Fleurette's sportive lemur is medium-sized for its genus. The head-body length is 24–26 cm and the tail length is 27–30 cm, adding up to a total length of 51–56 cm. It weighs 800–980 g.

== Distribution and habitat ==
Fleurette's sportive lemur is found in extreme southeastern Madagascar, where it is known from Andohahela National Park, Tsitongambarika Protected Area, and some surrounding forest patches. It is not present in nearby littoral forests or the Beampingaratsy Protected Area north of Andohahela National Park. The exact limits of its range are yet to be determined. The species' estimated extent of occurrence is 2,532 km2.

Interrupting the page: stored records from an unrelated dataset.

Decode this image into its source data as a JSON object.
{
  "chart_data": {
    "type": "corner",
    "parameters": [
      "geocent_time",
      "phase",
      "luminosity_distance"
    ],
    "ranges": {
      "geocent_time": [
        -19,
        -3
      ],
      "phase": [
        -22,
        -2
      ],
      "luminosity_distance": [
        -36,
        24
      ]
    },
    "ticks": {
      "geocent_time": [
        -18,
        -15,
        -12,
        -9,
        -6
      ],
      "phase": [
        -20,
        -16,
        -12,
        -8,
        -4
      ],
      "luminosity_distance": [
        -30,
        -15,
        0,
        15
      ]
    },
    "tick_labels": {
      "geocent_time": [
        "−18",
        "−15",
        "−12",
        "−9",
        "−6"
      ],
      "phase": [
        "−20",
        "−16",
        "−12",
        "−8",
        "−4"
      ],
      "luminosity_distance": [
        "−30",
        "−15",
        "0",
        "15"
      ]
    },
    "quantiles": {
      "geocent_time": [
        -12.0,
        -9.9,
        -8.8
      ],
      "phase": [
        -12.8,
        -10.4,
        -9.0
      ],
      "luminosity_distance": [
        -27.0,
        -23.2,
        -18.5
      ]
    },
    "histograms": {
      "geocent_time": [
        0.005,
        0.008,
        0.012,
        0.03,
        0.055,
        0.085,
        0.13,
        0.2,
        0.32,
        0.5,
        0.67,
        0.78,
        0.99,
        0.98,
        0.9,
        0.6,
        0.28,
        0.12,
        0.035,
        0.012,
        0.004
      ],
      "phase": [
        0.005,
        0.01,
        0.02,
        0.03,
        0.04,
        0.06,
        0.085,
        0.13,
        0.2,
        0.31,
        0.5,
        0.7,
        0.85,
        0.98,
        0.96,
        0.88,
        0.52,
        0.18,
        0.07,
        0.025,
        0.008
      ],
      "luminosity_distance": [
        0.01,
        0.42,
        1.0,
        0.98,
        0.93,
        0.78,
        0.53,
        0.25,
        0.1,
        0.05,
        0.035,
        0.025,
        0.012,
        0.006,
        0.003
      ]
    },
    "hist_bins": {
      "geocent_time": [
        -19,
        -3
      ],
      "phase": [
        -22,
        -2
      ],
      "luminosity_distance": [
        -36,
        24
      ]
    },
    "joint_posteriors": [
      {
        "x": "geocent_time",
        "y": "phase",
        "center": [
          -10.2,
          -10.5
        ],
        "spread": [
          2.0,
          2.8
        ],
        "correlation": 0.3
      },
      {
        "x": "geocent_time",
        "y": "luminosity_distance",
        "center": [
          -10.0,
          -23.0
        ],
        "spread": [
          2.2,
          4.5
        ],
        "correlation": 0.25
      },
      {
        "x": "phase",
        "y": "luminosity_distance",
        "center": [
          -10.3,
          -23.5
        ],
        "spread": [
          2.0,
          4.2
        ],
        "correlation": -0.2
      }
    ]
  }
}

Within its range, Fleurette's sportive lemur inhabits lowland rainforests. 65% of the species' diet consists of leaves, and the remaining 35% consists of fruit and flowers. The most important plant species included in the diet are Albizia species, Neobrochoneura acuminata, Cynometra species, and Uapaca thouarsii.

Fleurette's sportive lemur's home ranges are 2.59–5.28 ha for females and 7.85–7.89 ha for males. The species is suspected to have a polygynous, dispersed social system. Additionally, it is strictly nocturnal and solitary.

== Threats and conservation ==
As of 2020, Fleurette's sportive lemur has been listed as Endangered (EN) on the IUCN Red List. Its main threat is habitat loss, although hunting may also be a threat due to its apparent lack of fear towards humans. Illegal drug production, mostly marijuana, has been occurring in the species' range. It was not being held in captivity as of 2022.